Herefordshire faces a mounting problem of unpaid council tax – and more people are getting away with it, new figures show.

The amount passed to Herefordshire Council’s enforcement agents for recovery this year is set to be more than double the figure for two years ago, according to figures released under a Freedom of Information request.

In 2021, it flagged up unpaid tax worth £1,418,466 for enforcement, of which £530,847, or over 37 per cent, was collected.

In 2022, the figure to be retrieved rose sharply to £2,572,235, of which over 34 per cent was recovered.

This year so far, £2,081,328 has already been passed to enforcement agents, who have managed to retrieve just £489,475 – a share of less than 24 per cent.

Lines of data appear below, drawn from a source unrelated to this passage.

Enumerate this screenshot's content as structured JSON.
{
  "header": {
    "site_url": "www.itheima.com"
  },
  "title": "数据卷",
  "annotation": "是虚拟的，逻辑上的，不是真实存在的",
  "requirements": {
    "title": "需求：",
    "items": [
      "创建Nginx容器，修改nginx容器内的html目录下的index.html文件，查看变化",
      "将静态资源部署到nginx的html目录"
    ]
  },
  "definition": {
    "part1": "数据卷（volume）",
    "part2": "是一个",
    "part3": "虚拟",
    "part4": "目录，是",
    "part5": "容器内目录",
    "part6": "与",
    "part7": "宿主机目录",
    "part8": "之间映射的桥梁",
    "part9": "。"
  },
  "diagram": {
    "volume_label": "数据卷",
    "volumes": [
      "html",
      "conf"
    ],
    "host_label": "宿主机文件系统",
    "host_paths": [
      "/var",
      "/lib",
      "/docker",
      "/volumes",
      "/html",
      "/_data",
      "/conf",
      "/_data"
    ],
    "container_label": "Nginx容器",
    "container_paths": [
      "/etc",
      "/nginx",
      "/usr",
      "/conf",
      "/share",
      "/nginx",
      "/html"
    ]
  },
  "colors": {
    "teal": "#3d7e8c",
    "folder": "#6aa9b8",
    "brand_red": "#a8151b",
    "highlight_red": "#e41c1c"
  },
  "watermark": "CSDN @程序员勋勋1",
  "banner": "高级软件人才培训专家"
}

Extrapolated to the end of the year, that points to a likely figure of over £3.1 million unpaid tax for 2023, with less than £750,000 likely to be retrieved through enforcement, leaving a £2.35 million shortfall.


When in 2019 the council awarded its current enforcement contract, to Redditch-based bailiffs Bristow & Sutor, it said that the £2 million outstanding council tax in that year arose from around 3,000 households, each owing an average of £670.

That suggests the number of households in trouble is now over 4,500, out the 85,000 in the county.

In common with most English local authorities, Herefordshire’s council tax went up by 5 per cent in April, and is expected to contribute around £127 million to council coffers this financial year.

Some households are exempt from paying, either through the council tax reduction scheme for hard-up families, or because they are foster carers or young care leavers.